Cheering him on as he staged the major upset over world No 2 Alcaraz were his maternal grandparents Chris and Brenda Entract, who he credits with helping to shape his tennis from a young age.
‘It’s very gratifying Jack feels so strongly [about our role in his tennis],’ Mr Entract, 80, told the Mail.
‘He knows how much it means to us that he’s doing so well. We’ve spent all these years hoping that someone in the family would possibly make it and he wanted to make it. He knows, and I know, how good you have to be.
‘Jack would be down at the club in Sutton with his mum Nicky, where she was coaching, hitting balls against the wall when he was three or four years old.
‘He was outstandingly good even when he was very, very young. I knew he was going to be good.
‘You always imagine that he might be good [enough for Wimbledon].’
Click here to resize this module
Tennis runs in the blood of Sutton-born Draper, who went to independent schools Parkside and Reed’s in Cobham, Surrey. His mother Nicky is a coach and a former junior champion who trained him as a young boy and his uncle Jonathan was also a top player.
Draper’s brother Ben, who is now his agent, was also a talented player and had a tennis scholarship at Berkeley University in California. And their father is Roger Draper, former chief executive of the Lawn Tennis Association from 2006 to 2013.
Draper’s achievements – which have seen him dubbed heir apparent to Andy Murray, who he counts as a mentor and confidant – are all the more poignant as his beloved ‘Nana’ Brenda, a former tennis player and coach who introduced him to the sport, has dementia so cannot understand the dizzying heights he has already reached.
Retired industrial chemist Mr Entract, who has spent the last 12 years caring for his wife, acknowledges the sadness that Brenda ‘can’t appreciate’ Draper’s success after their years of watching him train and cheering him on at competitions across the country.
He said: ‘I can be saying to her ‘Look Brenda, here’s your grandson, Jack, he’s playing’ and pointing, and she will just be looking at the end of my finger. I’ve no idea what she’s thinking, unfortunately.’
Draper has bravely spoken out about his grandmother’s Alzheimer’s to raise awareness of the disease and is a sports champion of the Alzheimer’s Society.
‘He finds it difficult that Brenda can’t appreciate his success’, Mr Entract said, but added: ‘I’m just sort of pleased I’m still around to see it. Jack’s fantastic with Brenda, he’s very loving with her and is always coming over giving her lots of kisses and cuddles.’
Mr Entract plans to be at Wimbledon to cheer on Draper during his match – and to offer the occasional words of advice: ‘I’ve been monitoring his progress for years, so I still tell him how he should be playing. He takes my comments pretty well actually… with a bit of a pinch of salt.’
He says his grandson loves family and friends coming to support him during matches and is ‘happy to show off’ his skills with a racket. And it’s not just on the court that Draper likes to show off, apparently.

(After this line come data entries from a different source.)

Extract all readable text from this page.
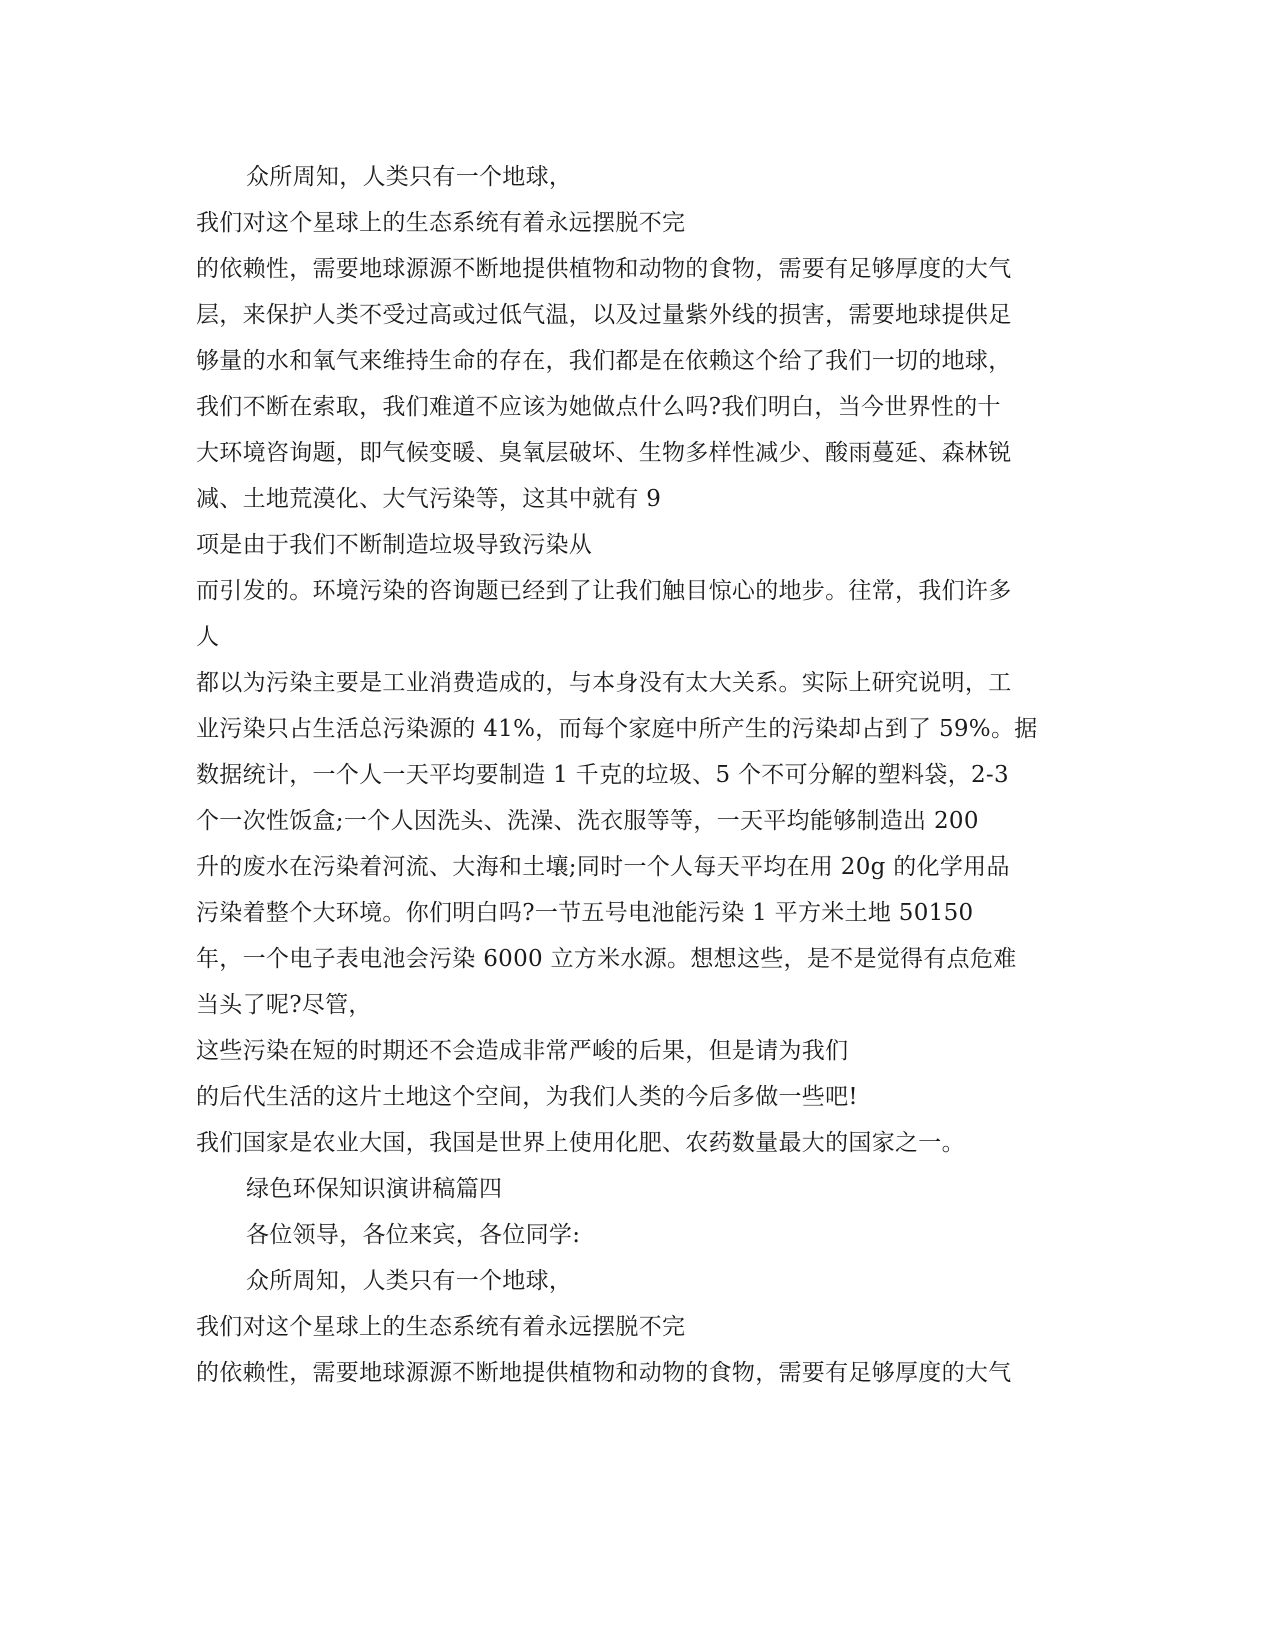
众所周知，人类只有一个地球，
我们对这个星球上的生态系统有着永远摆脱不完
的依赖性，需要地球源源不断地提供植物和动物的食物，需要有足够厚度的大气
层，来保护人类不受过高或过低气温，以及过量紫外线的损害，需要地球提供足
够量的水和氧气来维持生命的存在，我们都是在依赖这个给了我们一切的地球，
我们不断在索取，我们难道不应该为她做点什么吗?我们明白，当今世界性的十
大环境咨询题，即气候变暖、臭氧层破坏、生物多样性减少、酸雨蔓延、森林锐
减、土地荒漠化、大气污染等，这其中就有 9
项是由于我们不断制造垃圾导致污染从
而引发的。环境污染的咨询题已经到了让我们触目惊心的地步。往常，我们许多
人
都以为污染主要是工业消费造成的，与本身没有太大关系。实际上研究说明，工
业污染只占生活总污染源的 41%，而每个家庭中所产生的污染却占到了 59%。据
数据统计，一个人一天平均要制造 1 千克的垃圾、5 个不可分解的塑料袋，2-3
个一次性饭盒;一个人因洗头、洗澡、洗衣服等等，一天平均能够制造出 200
升的废水在污染着河流、大海和土壤;同时一个人每天平均在用 20g 的化学用品
污染着整个大环境。你们明白吗?一节五号电池能污染 1 平方米土地 50150
年，一个电子表电池会污染 6000 立方米水源。想想这些，是不是觉得有点危难
当头了呢?尽管，
这些污染在短的时期还不会造成非常严峻的后果，但是请为我们
的后代生活的这片土地这个空间，为我们人类的今后多做一些吧!
我们国家是农业大国，我国是世界上使用化肥、农药数量最大的国家之一。
绿色环保知识演讲稿篇四
各位领导，各位来宾，各位同学:
众所周知，人类只有一个地球，
我们对这个星球上的生态系统有着永远摆脱不完
的依赖性，需要地球源源不断地提供植物和动物的食物，需要有足够厚度的大气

In his spare time, SW19’s most eligible bachelor is an IMG model who has appeared in the likes of Tatler and Vogue, and once told the latter: ‘I quite enjoy being in front of the camera.’
Draper has also formed a ‘bromance’ with fellow British tennis player Paul Jubb, who he lives with in a bachelor pad in Putney, south-west London, after moving out of his family home in Surrey last year.
Figures at Dorchester tennis and squash club, where Brenda was head coach until the early 2000s and Jack’s uncle appears on the roll of honour, recalled Draper and his brother coming to play at the club in their school holidays and how even at a young age, they knew ‘Jack was always going to be good’.
One told how Brenda had always been ‘keen’ on her children ‘doing well and getting to the top’ of British tennis, but her dreams had now been realised through her grandson.
Club chairman Alistair Clark said it was ‘just so sad’ Brenda now couldn’t enjoy Draper’s success, but that everyone at the club would be cheering him on at Wimbledon, having claimed him as ‘Jack from Dorchester’.